I walked away from the movie imagining how things could have gone for Angus and his mother if they had sat down with a wise and insightful counselor. Such a counselor might have helped them understand each other and why they were grieving in different ways. Angus might have come to understand that his mother had endured much more than Angus ever knew, and that it was reasonable and understandable why she was ready to build a new life, while his mother would have seen that Angus had almost exclusively positive memories of his father and was still in shock and grief over his loss. Most importantly, Angus and his mother did still love each other and want to be a family. Such a counselor might have helped Angus come to terms with the reality that his dad was never coming back and accept his mother’s right to happiness, while helping the mother see that Angus needed her now more than ever. I imagined them sharing the same loving, tearful hug as Mary and her sister had.
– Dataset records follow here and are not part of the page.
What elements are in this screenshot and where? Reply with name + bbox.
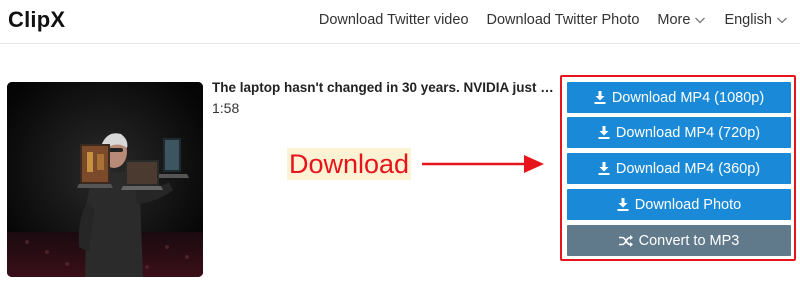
- nav-download-twitter-video[interactable]: Download Twitter video: [319, 12, 469, 28]
- video-title: The laptop hasn't changed in 30 years. N…: [212, 80, 557, 95]
- presenter-with-laptops-image: [7, 82, 203, 277]
- button-label: Download MP4 (1080p): [611, 89, 765, 106]
- arrow-right-icon: [422, 155, 544, 173]
- button-label: Download MP4 (360p): [615, 160, 761, 177]
- nav-label: More: [657, 12, 691, 28]
- button-label: Download Photo: [634, 196, 742, 213]
- top-bar: ClipX Download Twitter video Download Tw…: [0, 0, 800, 44]
- site-logo[interactable]: ClipX: [8, 7, 65, 33]
- chevron-down-icon: [777, 17, 787, 24]
- button-label: Download MP4 (720p): [615, 124, 761, 141]
- download-icon: [598, 126, 610, 139]
- nav-language-dropdown[interactable]: English: [724, 12, 788, 28]
- nav-label: Download Twitter Photo: [486, 12, 640, 28]
- download-icon: [598, 162, 610, 175]
- button-label: Convert to MP3: [638, 232, 740, 249]
- download-annotation: Download: [287, 148, 412, 180]
- download-mp4-1080p-button[interactable]: Download MP4 (1080p): [567, 82, 791, 113]
- video-thumbnail[interactable]: [7, 82, 203, 277]
- download-photo-button[interactable]: Download Photo: [567, 189, 791, 220]
- download-icon: [594, 91, 606, 104]
- nav-download-twitter-photo[interactable]: Download Twitter Photo: [487, 12, 640, 28]
- nav-label: English: [724, 12, 772, 28]
- download-icon: [617, 198, 629, 211]
- nav-label: Download Twitter video: [318, 12, 469, 28]
- download-mp4-720p-button[interactable]: Download MP4 (720p): [567, 117, 791, 148]
- shuffle-icon: [618, 234, 633, 247]
- download-mp4-360p-button[interactable]: Download MP4 (360p): [567, 153, 791, 184]
- main-nav: Download Twitter video Download Twitter …: [319, 0, 800, 40]
- nav-more-dropdown[interactable]: More: [657, 12, 706, 28]
- chevron-down-icon: [695, 17, 706, 24]
- convert-to-mp3-button[interactable]: Convert to MP3: [567, 225, 791, 256]
- video-duration: 1:58: [212, 100, 240, 116]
Wishful thinking. It’s what I wish my own family had done. But we didn’t. Now Angus has learned that the loss of a person one loves can mean losing others too. Fortunately, he has also learned that there are others, people outside the family and not affected by a shared loss, who can offer the understanding and support that he needs. Mentors and friends will replace parents and siblings as Angus’s “family of choice”; he will never stop grieving, but he will find consolation and guidance.

Perhaps in time Angus will learn, as I did, to let go of the anger and see that it is the trauma itself that is at fault; that everyone has been acting out their own pain and doing what they need to feel safe. Perhaps then he will be able to forgive both his mother and himself.